I loved my time in Mandalay, but the surrounding towns were 100 times better and full of interesting things to see and do. Danna and I arranged for two motorbike taxis to pick us up and take us around to Amarapura, Sagaing and Inwa. Our drivers were two lovely gents named Soe Soe and Mo Mo. Throughout the entire day, I was only sneaky enough to grab and put the motorbike helmet on once by myself. Every other time, Soe Soe would not give it to me and insisted on placing it on my head and buckling the strap for me. In all the times I've ridden a motorbike, I can honestly say, that has never happened before!
Before actually getting outside Mandalay, we stopped at Mahamuni Paya, a pagoda containing a huge Buddha statue covered in about 15cm of gold leaf. It is a very popular spot with the Burmese and to gain merit, men go in and place gold leaf on the statue. This has been going on for so long that the original shape of the statue has been distorted. Also, every morning, monks wash the statue's face and brush it's teeth. I'm not entirely certain why they do this but it is broadcast in different locations throughout the pagoda. Women are not allowed to enter the area the statue is kept in. Yesterday, after meeting and talking with a cultural anthropologist, specialising in Burmese culture, I learnt the reason for this. Women are lower on the cultural totem pole and this is because they are seen as having done something bad in a past life. The Burmese believe that first you go through a stage in hell, followed by being born transsexual, then a woman and finally a man. Upon learning this, I finally was able to figure out why I always see so many more women praying than men and that is because they are trying to gain merit for their next life.

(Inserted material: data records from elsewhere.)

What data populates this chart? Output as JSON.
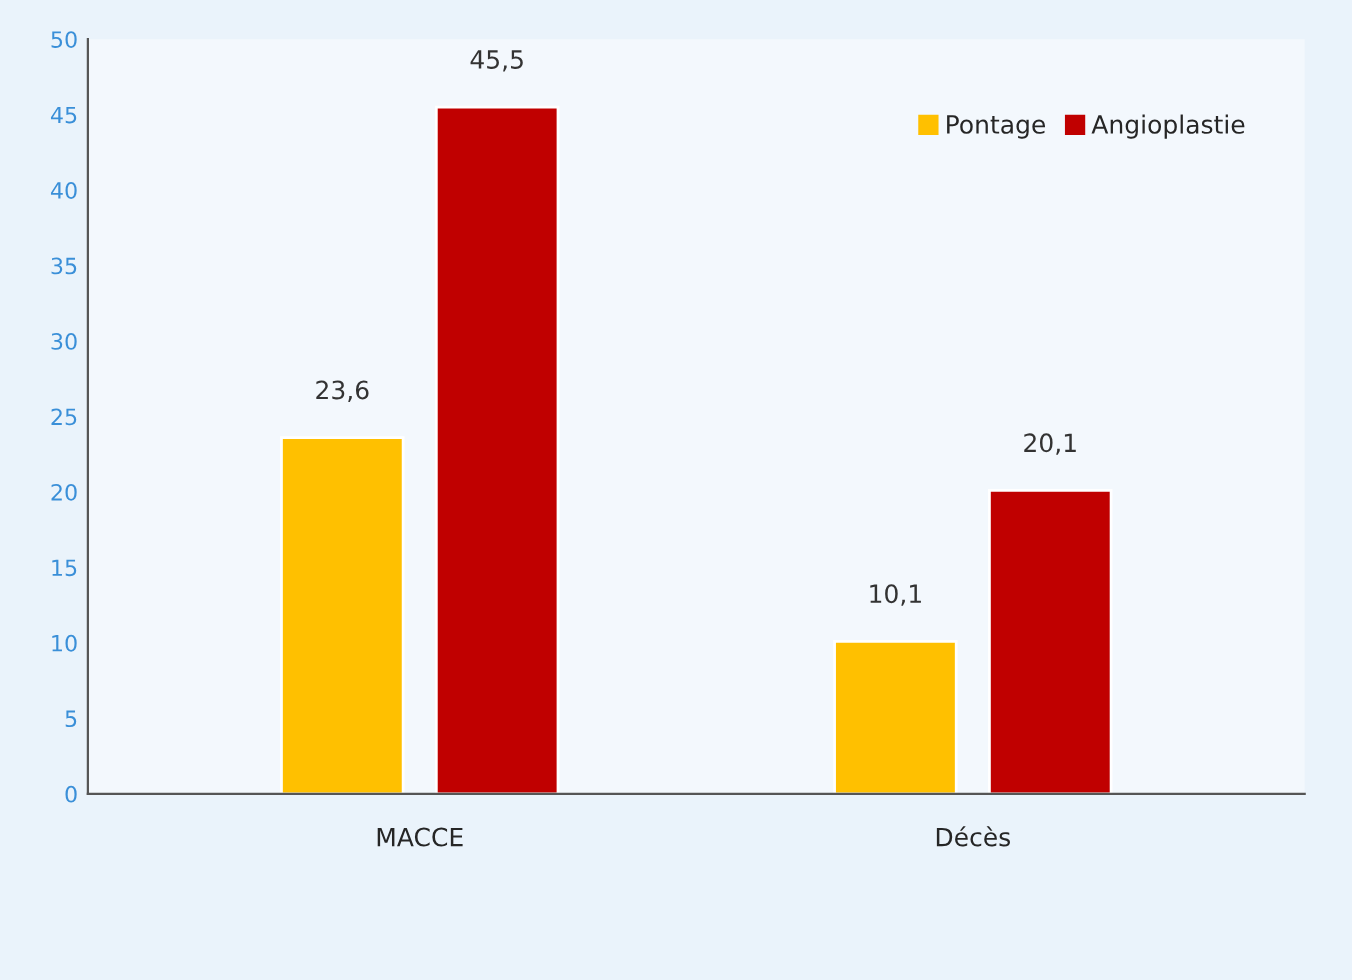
{
  "chart_data": {
    "type": "bar",
    "categories": [
      "MACCE",
      "Décès"
    ],
    "series": [
      {
        "name": "Pontage",
        "color": "#ffc000",
        "values": [
          23.6,
          10.1
        ],
        "value_labels": [
          "23,6",
          "10,1"
        ]
      },
      {
        "name": "Angioplastie",
        "color": "#c00000",
        "values": [
          45.5,
          20.1
        ],
        "value_labels": [
          "45,5",
          "20,1"
        ]
      }
    ],
    "ylim": [
      0,
      50
    ],
    "yticks": [
      0,
      5,
      10,
      15,
      20,
      25,
      30,
      35,
      40,
      45,
      50
    ],
    "grid": false,
    "legend": "top right"
  }
}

As I mentioned above, it is a very popular spot for the Burmese and it was filled with a ton of people. Besides the revered Buddha statue, there are also war relics from Angkor Wat. The sign that explained how they ended up in Myanmar was a bit confusing, but what I got was this: Thailand had stolen the relics from Angkor Wat during a war and years later, Thailand owed Myanmar a debt for help during a different war and as a result, gave the relics as part of the payment. Now, I could be totally wrong on all of this, but as I said, the sign made next to no sense!
Our first town we stopped in was Amarapura at Ganayon Kyaung, a huge monastery. 1500 monks, including novices, live here. Every morning they have a procession to breakfast. They line up in the street holding their alms bowls and walk past the rice distribution before entering the dining hall to eat. The first ones in line are finished and gone before the last monks even sit down. It was an amazing thing to witness, including the silence all the monks, even the little ones are able to maintain
! The only talking came from guides explaining what was going on and the difference between novices and actual monks.

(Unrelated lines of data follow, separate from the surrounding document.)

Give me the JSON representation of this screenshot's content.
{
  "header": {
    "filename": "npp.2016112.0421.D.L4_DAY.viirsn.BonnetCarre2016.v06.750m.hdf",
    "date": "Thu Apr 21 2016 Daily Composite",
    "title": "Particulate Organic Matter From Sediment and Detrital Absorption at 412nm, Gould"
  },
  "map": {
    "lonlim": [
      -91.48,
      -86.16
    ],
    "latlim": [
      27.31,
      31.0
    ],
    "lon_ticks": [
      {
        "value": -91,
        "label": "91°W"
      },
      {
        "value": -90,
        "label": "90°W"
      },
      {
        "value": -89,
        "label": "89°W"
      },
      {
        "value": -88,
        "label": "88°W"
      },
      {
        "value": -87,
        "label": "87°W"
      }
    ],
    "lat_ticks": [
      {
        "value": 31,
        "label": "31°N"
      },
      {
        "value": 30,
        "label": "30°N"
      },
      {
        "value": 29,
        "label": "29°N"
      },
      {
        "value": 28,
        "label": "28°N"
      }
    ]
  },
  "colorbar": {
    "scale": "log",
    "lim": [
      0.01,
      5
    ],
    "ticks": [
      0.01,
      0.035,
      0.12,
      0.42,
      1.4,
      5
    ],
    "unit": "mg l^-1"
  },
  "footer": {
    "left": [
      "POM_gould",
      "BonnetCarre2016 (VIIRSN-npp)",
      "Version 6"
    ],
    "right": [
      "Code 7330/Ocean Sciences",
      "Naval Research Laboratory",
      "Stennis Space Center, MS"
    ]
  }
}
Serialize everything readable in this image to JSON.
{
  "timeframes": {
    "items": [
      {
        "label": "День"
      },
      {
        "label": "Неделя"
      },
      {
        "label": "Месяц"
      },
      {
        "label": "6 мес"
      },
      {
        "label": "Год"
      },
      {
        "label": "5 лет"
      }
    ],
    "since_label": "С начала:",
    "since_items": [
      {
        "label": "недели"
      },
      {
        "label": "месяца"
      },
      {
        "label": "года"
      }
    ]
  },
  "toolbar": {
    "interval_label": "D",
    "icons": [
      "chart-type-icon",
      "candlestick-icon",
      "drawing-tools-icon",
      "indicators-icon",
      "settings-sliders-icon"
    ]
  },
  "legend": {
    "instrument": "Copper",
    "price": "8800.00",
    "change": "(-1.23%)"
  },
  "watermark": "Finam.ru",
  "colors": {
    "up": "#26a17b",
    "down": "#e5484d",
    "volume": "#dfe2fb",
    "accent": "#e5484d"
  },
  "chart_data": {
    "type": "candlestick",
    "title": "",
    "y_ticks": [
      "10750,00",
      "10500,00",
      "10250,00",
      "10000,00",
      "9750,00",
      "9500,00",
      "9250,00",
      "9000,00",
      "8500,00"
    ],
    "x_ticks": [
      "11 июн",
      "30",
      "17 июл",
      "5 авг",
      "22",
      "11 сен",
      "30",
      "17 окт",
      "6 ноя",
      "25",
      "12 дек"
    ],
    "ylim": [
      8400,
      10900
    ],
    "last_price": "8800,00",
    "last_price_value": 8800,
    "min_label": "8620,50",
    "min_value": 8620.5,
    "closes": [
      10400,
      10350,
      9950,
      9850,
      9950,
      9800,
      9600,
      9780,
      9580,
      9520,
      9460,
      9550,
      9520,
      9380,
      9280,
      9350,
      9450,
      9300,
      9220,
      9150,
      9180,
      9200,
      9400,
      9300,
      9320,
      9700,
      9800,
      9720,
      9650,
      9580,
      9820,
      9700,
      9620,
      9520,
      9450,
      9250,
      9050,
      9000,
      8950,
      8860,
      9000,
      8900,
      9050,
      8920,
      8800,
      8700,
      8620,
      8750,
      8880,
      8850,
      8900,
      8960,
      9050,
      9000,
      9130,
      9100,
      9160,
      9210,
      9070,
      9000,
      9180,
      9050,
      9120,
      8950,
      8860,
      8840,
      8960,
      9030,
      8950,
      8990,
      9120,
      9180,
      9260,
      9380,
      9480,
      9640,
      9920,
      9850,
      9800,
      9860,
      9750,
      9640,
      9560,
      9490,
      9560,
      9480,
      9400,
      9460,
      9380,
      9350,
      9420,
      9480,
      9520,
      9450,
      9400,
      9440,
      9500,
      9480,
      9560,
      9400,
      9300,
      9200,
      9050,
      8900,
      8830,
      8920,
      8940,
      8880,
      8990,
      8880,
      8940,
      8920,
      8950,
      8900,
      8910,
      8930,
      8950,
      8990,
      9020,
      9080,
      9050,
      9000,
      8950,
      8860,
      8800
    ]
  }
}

Our second stop was in Sagaing for the strenuous climb up the stairs to the top. The views were absolutely spectacular and well worth the burning in the legs that started about halfway up. Sagaing is home to over 500 stupas and they are located everywhere you look. Some are small and some are monstrous, but they all work together to give the area a unique look and feel. If I ever come back to Myanmar, I'd spend an entire day in Sagaing walking up and down stairs to get to all the different stupas and pagodas.

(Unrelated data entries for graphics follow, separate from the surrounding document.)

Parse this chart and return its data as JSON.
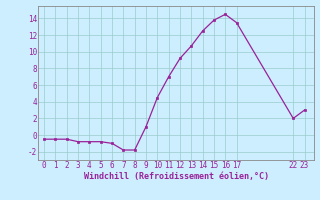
{
  "x": [
    0,
    1,
    2,
    3,
    4,
    5,
    6,
    7,
    8,
    9,
    10,
    11,
    12,
    13,
    14,
    15,
    16,
    17,
    22,
    23
  ],
  "y": [
    -0.5,
    -0.5,
    -0.5,
    -0.8,
    -0.8,
    -0.8,
    -1.0,
    -1.8,
    -1.8,
    1.0,
    4.5,
    7.0,
    9.2,
    10.7,
    12.5,
    13.8,
    14.5,
    13.5,
    2.0,
    3.0
  ],
  "line_color": "#992299",
  "marker_color": "#992299",
  "bg_color": "#cceeff",
  "grid_color": "#99cccc",
  "xlabel": "Windchill (Refroidissement éolien,°C)",
  "xticks": [
    0,
    1,
    2,
    3,
    4,
    5,
    6,
    7,
    8,
    9,
    10,
    11,
    12,
    13,
    14,
    15,
    16,
    17,
    22,
    23
  ],
  "yticks": [
    -2,
    0,
    2,
    4,
    6,
    8,
    10,
    12,
    14
  ],
  "ylim": [
    -3.0,
    15.5
  ],
  "xlim": [
    -0.5,
    23.8
  ],
  "tick_fontsize": 5.5,
  "xlabel_fontsize": 6.0
}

After lunch, we went to my favourite town of the day, Inwa. We had to take a ferry to get there so we left Soe Soe and Mo Mo to rest and take care of the bikes. Danna and I hired a trishaw to take us around to the different spots. Yadana Sinme Pagoda was our first stop along the route and was probably my favourite stop of the day. It was this old, rundown, deserted, brick pagoda complex that was amazing. No one else was around while we were there so we were able to explore the complex in peace and wonder at who built it and why nobody uses it any longer. This was the first brick pagoda I've seen since coming to Myanmar and I like it a little better than the shiny, concrete, white and gold pagodas that seem to be in Yangon and within Mandalay.
Next, we headed to Bagaya Kyuang, an old teak wood monastery. However, before we got into the actual monastery, we were distracted by a dirt road leading to some old stupas located in the rice paddies. Danna and I decided that it would be a good idea to follow the horse cart and foot path around to all the different stupas we could see. Most of them were beginning to crumble or becoming overgrown with grasses.What was amazing to me was that none of the other tourists in the area found these as awesome as we did. We didn't see a single soul, tourist or local, until we snuck into the backside of the monastery through a hole in the wall. We were feeling tired and didn't want to walk all the way around to the front.
The monastery itself was gorgeous. The dark wood and dim interior lighting give it a medieval feel. There was even a small classroom set up off to the side of the main shrine. It didn't contain any desks, only benches that didn't look very comfortable!
The last spot of this magnificent day, was at U Bein's Bridge, the longest teak wood bridge in the world. It measures 1.2km. We walked from one end to the other and watched the sun go down behind the mountains.